Не так давно в печати выражалось недоумение: почему, дескать, молчит «вермонтский изгнанник», когда «взбаламученная Россия» ждет от него вмешательства в нынешнюю неразбериху? И почему он наложил временное вето даже на перепечатку здесь своей публицистики? Мы не уполномочены отвечать за того, кому адресованы эти вопросы, но думаем, что нетрудно догадаться о причинах такого, совсем не «демонстративного» самоограничения со стороны писателя. Ему гражданский мир в родной стране дороже самовыражения – до сих пор он не давал повода думать о себе по-другому. Именно потому, что Россия «взбаламученная», каждое слово, сказанное им в минувшую политическую эпоху применительно к тогдашним конкретным обстоятельствам и поступкам конкретных лиц, может быть невзначай подхвачено мутным потоком и послужить не миру, а раздору.
Солженицын-полемист и прежде учитывал «исключительную накаленность чувств» в общественной среде; тем более учитывает он ее теперь.
Но, оказывается, можно заставить заговорить и того, кто не собирался этого делать; правда, косвенно переданное слово прозвучит искаженно.
В февральской книжке «Знамени» опубликованы «Уроки А.Д. Сахарова» –несколько принадлежащих ему документов, связанных с его судьбой и общественной позицией. Центральное место в этих «Уроках» отведено тексту «О письме Александра Солженицына “Вождям Советского Союза”». Настолько, по замыслу редакции, центральное, что в подборке даже нарушен хронологический порядок сахаровских высказываний и мысли 1974 г. опережают мысли 1972-го. Публикуя отклик на не получившее у нас огласки выступление, редакция журнала заверяет в своей готовности «напечатать само письмо Александра Исаевича Солженицына, чтобы читатели могли сопоставить точки зрения двух выдающихся мыслителей нашего времени», готовности, однако, не реализуемой из-за вышеупомянутого «вето». Но корректная отговорка не снимает с журнального предприятия некоторого налета неблагообразия: можно было бы и не изолировать читателя полностью от солженицынского первоисточника, не понуждая судить о нем по полемическому пересказу, вдобавок из уст человека, навеки умолкнувшего и потому сегодня безгласного в отношении давних своих слов. Ведь теперь всякий, кто склонится принять тезисы Сахарова, тем самым поневоле присоединится к памятной формуле: «Я Солженицына не читал, но с ним категорически не согласен».
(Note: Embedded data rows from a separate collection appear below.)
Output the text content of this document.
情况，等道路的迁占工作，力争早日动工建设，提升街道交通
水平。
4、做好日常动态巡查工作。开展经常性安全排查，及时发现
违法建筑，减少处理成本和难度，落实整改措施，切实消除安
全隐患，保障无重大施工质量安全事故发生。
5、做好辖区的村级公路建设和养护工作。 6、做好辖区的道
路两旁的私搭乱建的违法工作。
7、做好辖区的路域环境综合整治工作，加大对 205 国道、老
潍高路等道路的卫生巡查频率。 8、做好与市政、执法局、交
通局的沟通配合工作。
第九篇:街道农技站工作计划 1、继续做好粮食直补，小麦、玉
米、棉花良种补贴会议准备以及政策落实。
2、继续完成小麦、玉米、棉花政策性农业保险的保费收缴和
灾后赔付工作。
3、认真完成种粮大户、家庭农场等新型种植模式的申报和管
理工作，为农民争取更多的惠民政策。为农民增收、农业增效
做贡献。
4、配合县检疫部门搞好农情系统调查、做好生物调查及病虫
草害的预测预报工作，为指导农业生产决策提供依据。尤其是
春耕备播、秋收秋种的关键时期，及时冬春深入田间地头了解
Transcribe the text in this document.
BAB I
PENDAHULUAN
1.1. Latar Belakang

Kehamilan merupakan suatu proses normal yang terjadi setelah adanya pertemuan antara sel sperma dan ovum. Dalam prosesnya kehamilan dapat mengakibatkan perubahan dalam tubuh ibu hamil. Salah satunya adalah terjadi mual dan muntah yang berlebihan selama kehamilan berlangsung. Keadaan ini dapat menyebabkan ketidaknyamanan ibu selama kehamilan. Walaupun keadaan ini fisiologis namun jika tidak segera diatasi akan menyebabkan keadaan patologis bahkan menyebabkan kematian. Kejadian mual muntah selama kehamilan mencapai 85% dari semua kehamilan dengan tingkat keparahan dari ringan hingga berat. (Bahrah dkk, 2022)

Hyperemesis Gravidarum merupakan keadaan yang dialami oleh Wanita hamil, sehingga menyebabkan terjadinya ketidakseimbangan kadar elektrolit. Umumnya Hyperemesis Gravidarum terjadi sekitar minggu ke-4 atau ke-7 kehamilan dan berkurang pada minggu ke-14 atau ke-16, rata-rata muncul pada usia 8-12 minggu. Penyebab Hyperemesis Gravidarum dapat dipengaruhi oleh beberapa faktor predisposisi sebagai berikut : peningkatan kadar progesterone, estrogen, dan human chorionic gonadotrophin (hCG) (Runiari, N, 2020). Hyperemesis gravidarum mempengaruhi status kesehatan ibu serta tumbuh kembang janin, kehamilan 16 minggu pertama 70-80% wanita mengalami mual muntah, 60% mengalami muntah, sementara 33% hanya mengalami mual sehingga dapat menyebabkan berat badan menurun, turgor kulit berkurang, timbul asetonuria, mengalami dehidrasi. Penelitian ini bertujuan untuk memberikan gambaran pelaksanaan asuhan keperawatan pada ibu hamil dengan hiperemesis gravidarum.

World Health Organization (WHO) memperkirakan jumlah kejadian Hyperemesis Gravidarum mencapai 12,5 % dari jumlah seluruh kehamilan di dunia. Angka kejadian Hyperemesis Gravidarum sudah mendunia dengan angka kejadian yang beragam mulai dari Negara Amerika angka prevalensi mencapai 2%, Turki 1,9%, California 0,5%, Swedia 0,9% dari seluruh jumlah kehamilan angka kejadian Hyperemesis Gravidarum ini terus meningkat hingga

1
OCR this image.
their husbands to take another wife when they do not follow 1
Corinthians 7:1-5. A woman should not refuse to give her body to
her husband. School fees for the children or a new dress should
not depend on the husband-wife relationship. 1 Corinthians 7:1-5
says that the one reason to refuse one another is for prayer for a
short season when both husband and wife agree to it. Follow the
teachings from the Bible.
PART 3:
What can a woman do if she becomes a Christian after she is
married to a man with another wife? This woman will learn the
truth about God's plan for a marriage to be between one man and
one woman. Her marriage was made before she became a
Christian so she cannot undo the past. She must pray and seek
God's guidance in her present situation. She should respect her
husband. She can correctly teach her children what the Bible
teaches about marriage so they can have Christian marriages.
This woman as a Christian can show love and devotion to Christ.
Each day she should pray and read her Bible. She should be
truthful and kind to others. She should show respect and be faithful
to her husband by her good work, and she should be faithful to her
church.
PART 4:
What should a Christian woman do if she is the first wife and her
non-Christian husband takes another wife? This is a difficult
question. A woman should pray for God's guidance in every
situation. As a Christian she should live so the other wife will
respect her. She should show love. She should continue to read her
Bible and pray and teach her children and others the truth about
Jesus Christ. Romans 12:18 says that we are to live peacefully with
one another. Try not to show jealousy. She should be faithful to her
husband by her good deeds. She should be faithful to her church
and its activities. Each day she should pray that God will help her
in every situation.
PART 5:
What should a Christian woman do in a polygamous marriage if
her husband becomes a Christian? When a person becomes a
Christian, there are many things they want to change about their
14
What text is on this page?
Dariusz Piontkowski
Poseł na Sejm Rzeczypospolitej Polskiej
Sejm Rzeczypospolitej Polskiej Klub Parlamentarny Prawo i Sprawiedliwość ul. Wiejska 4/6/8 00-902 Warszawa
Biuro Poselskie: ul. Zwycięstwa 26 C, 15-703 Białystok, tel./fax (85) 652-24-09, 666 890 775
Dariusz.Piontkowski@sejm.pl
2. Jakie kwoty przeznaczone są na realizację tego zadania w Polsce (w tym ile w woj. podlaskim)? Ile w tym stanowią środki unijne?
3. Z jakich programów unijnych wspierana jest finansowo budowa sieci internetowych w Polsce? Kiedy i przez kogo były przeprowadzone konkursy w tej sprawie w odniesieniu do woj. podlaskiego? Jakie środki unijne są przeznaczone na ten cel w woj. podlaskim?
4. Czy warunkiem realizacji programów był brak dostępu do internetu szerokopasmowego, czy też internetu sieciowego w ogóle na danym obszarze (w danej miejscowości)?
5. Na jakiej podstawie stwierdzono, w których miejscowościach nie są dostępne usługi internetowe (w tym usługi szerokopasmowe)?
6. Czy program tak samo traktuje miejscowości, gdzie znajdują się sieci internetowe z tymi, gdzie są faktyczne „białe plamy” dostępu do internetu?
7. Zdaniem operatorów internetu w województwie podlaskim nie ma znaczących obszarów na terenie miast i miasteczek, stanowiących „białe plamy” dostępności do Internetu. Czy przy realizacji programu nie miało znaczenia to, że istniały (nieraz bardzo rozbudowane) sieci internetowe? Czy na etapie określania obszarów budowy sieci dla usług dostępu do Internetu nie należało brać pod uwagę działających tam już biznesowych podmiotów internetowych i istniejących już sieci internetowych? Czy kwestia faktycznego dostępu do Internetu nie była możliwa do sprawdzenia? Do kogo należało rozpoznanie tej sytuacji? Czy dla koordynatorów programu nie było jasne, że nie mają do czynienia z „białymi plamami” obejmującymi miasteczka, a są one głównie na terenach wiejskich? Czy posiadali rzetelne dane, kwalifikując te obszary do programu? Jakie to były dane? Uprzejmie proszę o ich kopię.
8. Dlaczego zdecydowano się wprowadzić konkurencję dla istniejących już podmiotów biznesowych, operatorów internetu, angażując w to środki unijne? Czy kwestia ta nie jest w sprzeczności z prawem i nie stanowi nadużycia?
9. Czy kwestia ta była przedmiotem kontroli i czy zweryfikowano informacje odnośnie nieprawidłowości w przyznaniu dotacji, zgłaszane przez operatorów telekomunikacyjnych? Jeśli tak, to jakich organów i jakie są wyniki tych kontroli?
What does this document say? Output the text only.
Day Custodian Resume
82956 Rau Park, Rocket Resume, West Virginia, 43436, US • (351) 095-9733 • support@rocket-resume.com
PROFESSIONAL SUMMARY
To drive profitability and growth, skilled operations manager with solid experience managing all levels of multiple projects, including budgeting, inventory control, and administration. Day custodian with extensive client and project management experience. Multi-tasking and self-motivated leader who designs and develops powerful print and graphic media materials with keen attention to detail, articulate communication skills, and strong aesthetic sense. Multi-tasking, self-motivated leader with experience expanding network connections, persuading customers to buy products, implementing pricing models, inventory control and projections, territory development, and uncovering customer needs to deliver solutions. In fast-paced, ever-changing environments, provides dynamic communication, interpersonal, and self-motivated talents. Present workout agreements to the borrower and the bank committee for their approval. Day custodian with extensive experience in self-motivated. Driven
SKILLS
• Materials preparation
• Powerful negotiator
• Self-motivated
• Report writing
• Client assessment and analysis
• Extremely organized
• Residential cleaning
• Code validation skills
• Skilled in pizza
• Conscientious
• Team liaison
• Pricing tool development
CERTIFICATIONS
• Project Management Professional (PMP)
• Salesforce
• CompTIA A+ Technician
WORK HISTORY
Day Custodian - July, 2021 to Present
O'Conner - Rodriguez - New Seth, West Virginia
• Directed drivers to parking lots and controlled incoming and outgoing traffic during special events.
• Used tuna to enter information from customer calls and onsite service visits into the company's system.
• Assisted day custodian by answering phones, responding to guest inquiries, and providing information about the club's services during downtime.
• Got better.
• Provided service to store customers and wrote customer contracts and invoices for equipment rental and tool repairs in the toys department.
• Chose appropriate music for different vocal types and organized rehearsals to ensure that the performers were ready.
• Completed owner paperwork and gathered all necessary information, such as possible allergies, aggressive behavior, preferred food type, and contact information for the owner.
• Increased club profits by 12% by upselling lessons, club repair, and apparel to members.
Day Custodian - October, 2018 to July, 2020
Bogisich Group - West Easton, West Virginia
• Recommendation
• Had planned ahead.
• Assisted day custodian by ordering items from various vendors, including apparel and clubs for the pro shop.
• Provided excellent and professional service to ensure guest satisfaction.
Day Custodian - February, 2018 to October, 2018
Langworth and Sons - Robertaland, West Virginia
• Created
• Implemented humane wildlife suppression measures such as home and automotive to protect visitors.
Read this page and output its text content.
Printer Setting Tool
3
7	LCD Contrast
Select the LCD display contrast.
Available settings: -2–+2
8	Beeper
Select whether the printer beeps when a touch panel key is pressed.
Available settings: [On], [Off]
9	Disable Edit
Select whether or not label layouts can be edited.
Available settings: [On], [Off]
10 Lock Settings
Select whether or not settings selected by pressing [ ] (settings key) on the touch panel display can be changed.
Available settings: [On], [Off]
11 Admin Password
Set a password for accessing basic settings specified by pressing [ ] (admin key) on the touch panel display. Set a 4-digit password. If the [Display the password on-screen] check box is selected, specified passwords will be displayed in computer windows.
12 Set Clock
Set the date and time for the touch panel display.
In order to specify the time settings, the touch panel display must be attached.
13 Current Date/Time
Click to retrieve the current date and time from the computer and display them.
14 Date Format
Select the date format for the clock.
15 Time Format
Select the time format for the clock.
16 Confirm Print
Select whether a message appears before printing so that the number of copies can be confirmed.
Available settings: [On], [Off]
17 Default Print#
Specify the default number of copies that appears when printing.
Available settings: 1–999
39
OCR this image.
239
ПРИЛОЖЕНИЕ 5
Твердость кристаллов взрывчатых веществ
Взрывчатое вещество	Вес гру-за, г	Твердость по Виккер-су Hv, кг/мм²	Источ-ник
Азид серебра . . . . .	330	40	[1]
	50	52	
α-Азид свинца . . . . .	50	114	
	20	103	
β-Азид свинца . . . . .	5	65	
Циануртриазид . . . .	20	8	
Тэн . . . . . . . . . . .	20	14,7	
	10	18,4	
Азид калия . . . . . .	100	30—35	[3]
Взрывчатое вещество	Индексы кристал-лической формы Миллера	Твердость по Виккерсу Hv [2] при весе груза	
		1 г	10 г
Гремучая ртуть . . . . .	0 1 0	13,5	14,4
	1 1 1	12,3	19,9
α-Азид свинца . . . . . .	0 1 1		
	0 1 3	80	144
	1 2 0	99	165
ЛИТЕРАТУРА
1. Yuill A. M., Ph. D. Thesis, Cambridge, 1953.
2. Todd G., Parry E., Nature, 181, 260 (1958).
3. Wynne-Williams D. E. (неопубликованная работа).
Солженицынскую публицистику печатать без разрешения автора нельзя. Но ее можно цитировать, чем чрезвычайно энергично пользуются все течения нашей общественности. В подборке «Уроков» вполне обоснованно отводится достаточная журнальная площадь ценным комментариям академика В.Л. Гинзбурга к драматическому документу, открывающему всю публикацию. Неужели не хватило хотя бы такого же места, чтобы прокоментировать те или иные возражения Сахарова выдержками из самого Солженицына, позволяющими понять, к чему эти возражения относятся и как откликнулся на них писатель?
Прежде всего, из изложения Сахарова читатель вряд ли уяснит, насколько рассчитано «Письмо вождям» на восприятие его адресатов («Сам адрес “Письма” не допускал достаточно глубокого обоснования моих предложений», «В зависимости от моего адресата я должен был снизить аргументацию всю», – замечал впоследствии Солженицын). По сравнению с другими программными выступлениями писателя в «Письме» акцентировано именно то, что может если не тронуть сердца, то хотя бы затронуть инстинкты «вождей», – предполагаемую в них память о национальном происхождении и их чувство самосохранения. Отсюда на первый план выдвинуты экологическая опасность, китайская угроза и, конечно, российское разоренье. Именно подчеркивание этих тем вызвало коррективы Сахарова без учета с его стороны специфики документа. Если Сахаров в те же времена обращался к тем же адресатам, предполагая в них некоторую долю социалистического «идеализма», то Солженицын адресуется к «крайним реалистам» (его слова), пользуясь единственным каналом связи, который в отличие от связей идейных, быть может, еще не вполне перекрыт, – общностью по природному факту рождения.